El aserrín caía como gotas de sangre del pedal de la bicicleta, y el atleta de licras azules y playera roja, con rostro a un solo tono de Raúl, iba perdiendo el grosor de sus tobillos, de sus camotes, de sus glúteos, cada pedalazo era como un suspiro de vida perdido y un chorrito de aserrín delirante que lo sorbía.

Mis ojos miraban perplejos esta acción, diluida un poco por el incienso incesante acompañado de tamborazos y rezos, Raúl se perdía, se acababa en la peregrinación de San Francisco hacia al parque, rodeado de penitentes, cucuruchos sombríos de rostros incandescentes que rumoraban y sonreían.

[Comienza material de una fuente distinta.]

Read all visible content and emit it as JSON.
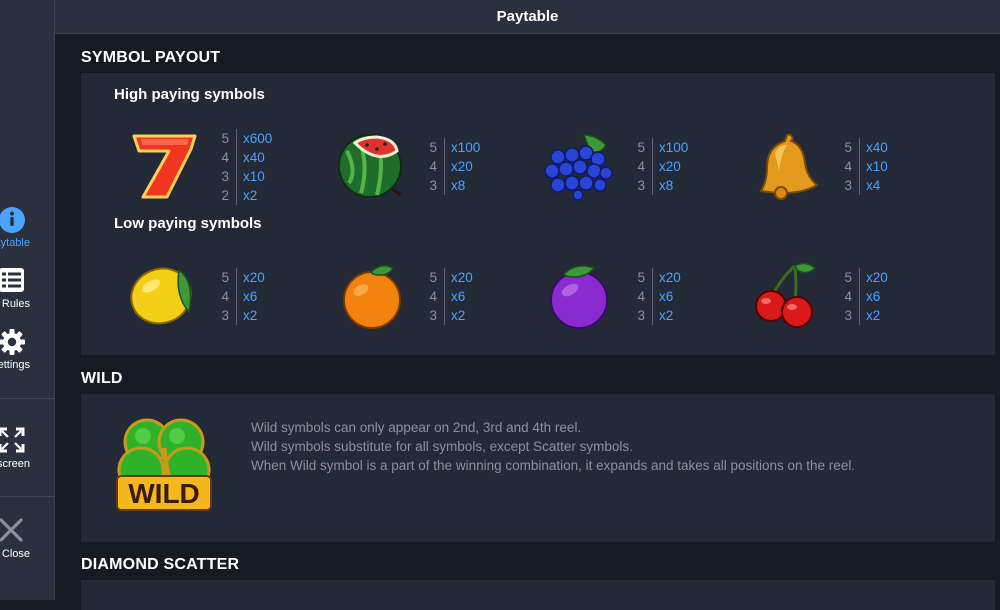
{
  "header": {
    "title": "Paytable"
  },
  "sidebar": {
    "items": [
      {
        "label": "Paytable",
        "icon": "info-icon",
        "active": true
      },
      {
        "label": "Rules",
        "icon": "list-icon",
        "active": false
      },
      {
        "label": "Settings",
        "icon": "gear-icon",
        "active": false
      },
      {
        "label": "Fullscreen",
        "icon": "fullscreen-icon",
        "active": false
      },
      {
        "label": "Close",
        "icon": "close-icon",
        "active": false
      }
    ]
  },
  "sections": {
    "symbol_payout": {
      "title": "SYMBOL PAYOUT",
      "high_title": "High paying symbols",
      "low_title": "Low paying symbols",
      "high": [
        {
          "symbol": "seven",
          "payouts": [
            {
              "count": "5",
              "mult": "x600"
            },
            {
              "count": "4",
              "mult": "x40"
            },
            {
              "count": "3",
              "mult": "x10"
            },
            {
              "count": "2",
              "mult": "x2"
            }
          ]
        },
        {
          "symbol": "watermelon",
          "payouts": [
            {
              "count": "5",
              "mult": "x100"
            },
            {
              "count": "4",
              "mult": "x20"
            },
            {
              "count": "3",
              "mult": "x8"
            }
          ]
        },
        {
          "symbol": "grapes",
          "payouts": [
            {
              "count": "5",
              "mult": "x100"
            },
            {
              "count": "4",
              "mult": "x20"
            },
            {
              "count": "3",
              "mult": "x8"
            }
          ]
        },
        {
          "symbol": "bell",
          "payouts": [
            {
              "count": "5",
              "mult": "x40"
            },
            {
              "count": "4",
              "mult": "x10"
            },
            {
              "count": "3",
              "mult": "x4"
            }
          ]
        }
      ],
      "low": [
        {
          "symbol": "lemon",
          "payouts": [
            {
              "count": "5",
              "mult": "x20"
            },
            {
              "count": "4",
              "mult": "x6"
            },
            {
              "count": "3",
              "mult": "x2"
            }
          ]
        },
        {
          "symbol": "orange",
          "payouts": [
            {
              "count": "5",
              "mult": "x20"
            },
            {
              "count": "4",
              "mult": "x6"
            },
            {
              "count": "3",
              "mult": "x2"
            }
          ]
        },
        {
          "symbol": "plum",
          "payouts": [
            {
              "count": "5",
              "mult": "x20"
            },
            {
              "count": "4",
              "mult": "x6"
            },
            {
              "count": "3",
              "mult": "x2"
            }
          ]
        },
        {
          "symbol": "cherries",
          "payouts": [
            {
              "count": "5",
              "mult": "x20"
            },
            {
              "count": "4",
              "mult": "x6"
            },
            {
              "count": "3",
              "mult": "x2"
            }
          ]
        }
      ]
    },
    "wild": {
      "title": "WILD",
      "logo_text": "WILD",
      "lines": [
        "Wild symbols can only appear on 2nd, 3rd and 4th reel.",
        "Wild symbols substitute for all symbols, except Scatter symbols.",
        "When Wild symbol is a part of the winning combination, it expands and takes all positions on the reel."
      ]
    },
    "diamond_scatter": {
      "title": "DIAMOND SCATTER"
    }
  },
  "colors": {
    "accent": "#4aa3ff",
    "background": "#151a23",
    "panel": "#232937",
    "sidebar": "#2a303d",
    "muted_text": "#8a909c"
  }
}
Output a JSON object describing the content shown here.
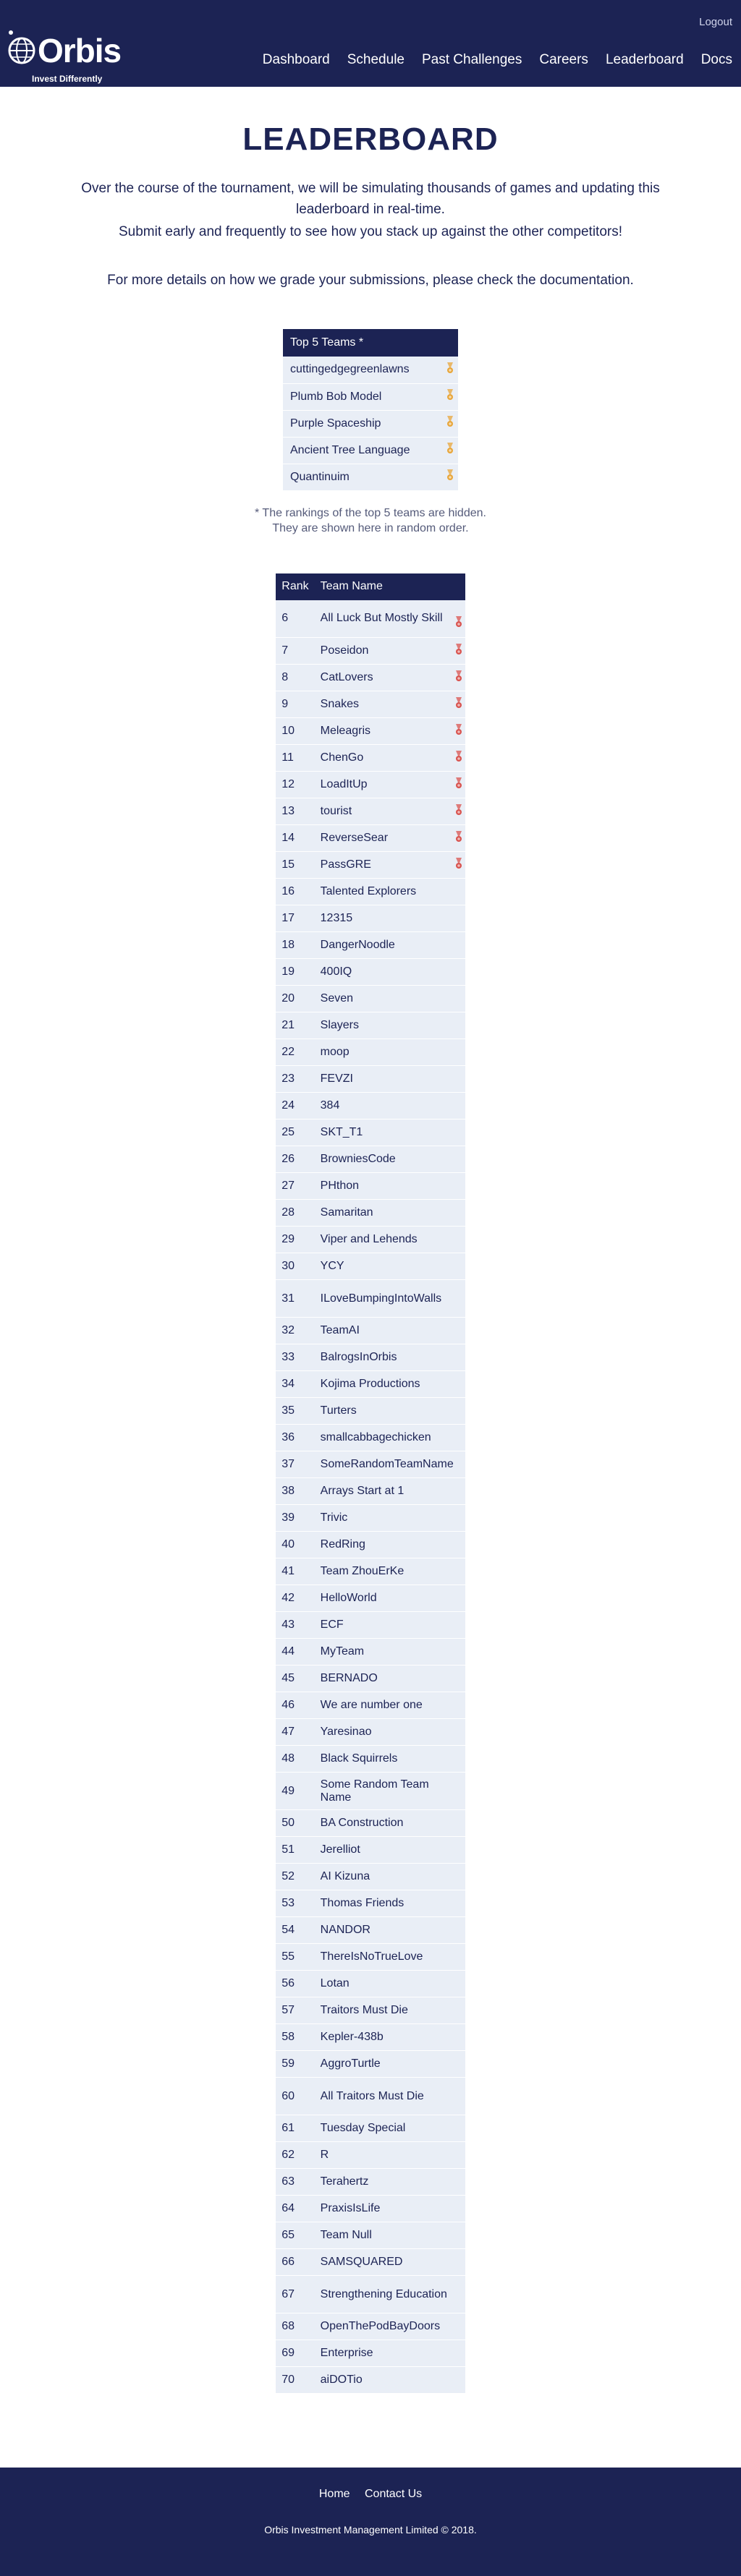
{
  "header": {
    "brand": "Orbis",
    "tagline": "Invest Differently",
    "logout": "Logout",
    "nav": [
      "Dashboard",
      "Schedule",
      "Past Challenges",
      "Careers",
      "Leaderboard",
      "Docs"
    ]
  },
  "main": {
    "title": "LEADERBOARD",
    "intro": "Over the course of the tournament, we will be simulating thousands of games and updating this leaderboard in real-time.",
    "intro2": "Submit early and frequently to see how you stack up against the other competitors!",
    "docs_note": "For more details on how we grade your submissions, please check the documentation."
  },
  "top5": {
    "header": "Top 5 Teams *",
    "teams": [
      "cuttingedgegreenlawns",
      "Plumb Bob Model",
      "Purple Spaceship",
      "Ancient Tree Language",
      "Quantinuim"
    ],
    "icon": "medal-icon",
    "icon_color": "#e8a63a",
    "footnote_line1": "* The rankings of the top 5 teams are hidden.",
    "footnote_line2": "They are shown here in random order."
  },
  "leaderboard": {
    "col_rank": "Rank",
    "col_team": "Team Name",
    "medal_color": "#d9534f",
    "rows": [
      {
        "rank": "6",
        "team": "All Luck But Mostly Skill",
        "medal": true
      },
      {
        "rank": "7",
        "team": "Poseidon",
        "medal": true
      },
      {
        "rank": "8",
        "team": "CatLovers",
        "medal": true
      },
      {
        "rank": "9",
        "team": "Snakes",
        "medal": true
      },
      {
        "rank": "10",
        "team": "Meleagris",
        "medal": true
      },
      {
        "rank": "11",
        "team": "ChenGo",
        "medal": true
      },
      {
        "rank": "12",
        "team": "LoadItUp",
        "medal": true
      },
      {
        "rank": "13",
        "team": "tourist",
        "medal": true
      },
      {
        "rank": "14",
        "team": "ReverseSear",
        "medal": true
      },
      {
        "rank": "15",
        "team": "PassGRE",
        "medal": true
      },
      {
        "rank": "16",
        "team": "Talented Explorers",
        "medal": false
      },
      {
        "rank": "17",
        "team": "12315",
        "medal": false
      },
      {
        "rank": "18",
        "team": "DangerNoodle",
        "medal": false
      },
      {
        "rank": "19",
        "team": "400IQ",
        "medal": false
      },
      {
        "rank": "20",
        "team": "Seven",
        "medal": false
      },
      {
        "rank": "21",
        "team": "Slayers",
        "medal": false
      },
      {
        "rank": "22",
        "team": "moop",
        "medal": false
      },
      {
        "rank": "23",
        "team": "FEVZI",
        "medal": false
      },
      {
        "rank": "24",
        "team": "384",
        "medal": false
      },
      {
        "rank": "25",
        "team": "SKT_T1",
        "medal": false
      },
      {
        "rank": "26",
        "team": "BrowniesCode",
        "medal": false
      },
      {
        "rank": "27",
        "team": "PHthon",
        "medal": false
      },
      {
        "rank": "28",
        "team": "Samaritan",
        "medal": false
      },
      {
        "rank": "29",
        "team": "Viper and Lehends",
        "medal": false
      },
      {
        "rank": "30",
        "team": "YCY",
        "medal": false
      },
      {
        "rank": "31",
        "team": "ILoveBumpingIntoWalls",
        "medal": false
      },
      {
        "rank": "32",
        "team": "TeamAI",
        "medal": false
      },
      {
        "rank": "33",
        "team": "BalrogsInOrbis",
        "medal": false
      },
      {
        "rank": "34",
        "team": "Kojima Productions",
        "medal": false
      },
      {
        "rank": "35",
        "team": "Turters",
        "medal": false
      },
      {
        "rank": "36",
        "team": "smallcabbagechicken",
        "medal": false
      },
      {
        "rank": "37",
        "team": "SomeRandomTeamName",
        "medal": false
      },
      {
        "rank": "38",
        "team": "Arrays Start at 1",
        "medal": false
      },
      {
        "rank": "39",
        "team": "Trivic",
        "medal": false
      },
      {
        "rank": "40",
        "team": "RedRing",
        "medal": false
      },
      {
        "rank": "41",
        "team": "Team ZhouErKe",
        "medal": false
      },
      {
        "rank": "42",
        "team": "HelloWorld",
        "medal": false
      },
      {
        "rank": "43",
        "team": "ECF",
        "medal": false
      },
      {
        "rank": "44",
        "team": "MyTeam",
        "medal": false
      },
      {
        "rank": "45",
        "team": "BERNADO",
        "medal": false
      },
      {
        "rank": "46",
        "team": "We are number one",
        "medal": false
      },
      {
        "rank": "47",
        "team": "Yaresinao",
        "medal": false
      },
      {
        "rank": "48",
        "team": "Black Squirrels",
        "medal": false
      },
      {
        "rank": "49",
        "team": "Some Random Team Name",
        "medal": false
      },
      {
        "rank": "50",
        "team": "BA Construction",
        "medal": false
      },
      {
        "rank": "51",
        "team": "Jerelliot",
        "medal": false
      },
      {
        "rank": "52",
        "team": "AI Kizuna",
        "medal": false
      },
      {
        "rank": "53",
        "team": "Thomas Friends",
        "medal": false
      },
      {
        "rank": "54",
        "team": "NANDOR",
        "medal": false
      },
      {
        "rank": "55",
        "team": "ThereIsNoTrueLove",
        "medal": false
      },
      {
        "rank": "56",
        "team": "Lotan",
        "medal": false
      },
      {
        "rank": "57",
        "team": "Traitors Must Die",
        "medal": false
      },
      {
        "rank": "58",
        "team": "Kepler-438b",
        "medal": false
      },
      {
        "rank": "59",
        "team": "AggroTurtle",
        "medal": false
      },
      {
        "rank": "60",
        "team": "All Traitors Must Die",
        "medal": false
      },
      {
        "rank": "61",
        "team": "Tuesday Special",
        "medal": false
      },
      {
        "rank": "62",
        "team": "R",
        "medal": false
      },
      {
        "rank": "63",
        "team": "Terahertz",
        "medal": false
      },
      {
        "rank": "64",
        "team": "PraxisIsLife",
        "medal": false
      },
      {
        "rank": "65",
        "team": "Team Null",
        "medal": false
      },
      {
        "rank": "66",
        "team": "SAMSQUARED",
        "medal": false
      },
      {
        "rank": "67",
        "team": "Strengthening Education",
        "medal": false
      },
      {
        "rank": "68",
        "team": "OpenThePodBayDoors",
        "medal": false
      },
      {
        "rank": "69",
        "team": "Enterprise",
        "medal": false
      },
      {
        "rank": "70",
        "team": "aiDOTio",
        "medal": false
      }
    ]
  },
  "footer": {
    "links": [
      "Home",
      "Contact Us"
    ],
    "copyright": "Orbis Investment Management Limited © 2018."
  }
}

Yo le seguía abatida sobre una mesa de 3 x 8, tapizada de arroz y jacarandas marchitas, mi vestido blanco ondeaba con el viento un tul razgado, transparente y sucio.

Raúl se desinflaba. Su rostro envejecía y sus tías en el balcón cuchicheaban, mientras la miel de los jocotes se escurría entre las comisuras de sus labios casi yertos como ellas, enflaquecidas, oscuras, luctuosas.

El Ave María sonaba a lo lejos, y mi vestido blanco empezaba a estamparse de palomillas con centros calávericos, delirantes, llorosos. Yo lloraba…. como la Magdalena, como ese día, como en cada sueño.

Los rastros de Raúl marcaban el camino y dibujaban la alfombra que precedía mi paso, un rostro aparecía plasmado en aserrín, el mismo que el perdía a cada pedalazo, era el de Roberto, de Robertito, sonriente, triunfador, fatuo….

Las campanas retumbaban a lo lejos, la pantalla de la televisión anunciaba una blusa, faja, calzón reductor.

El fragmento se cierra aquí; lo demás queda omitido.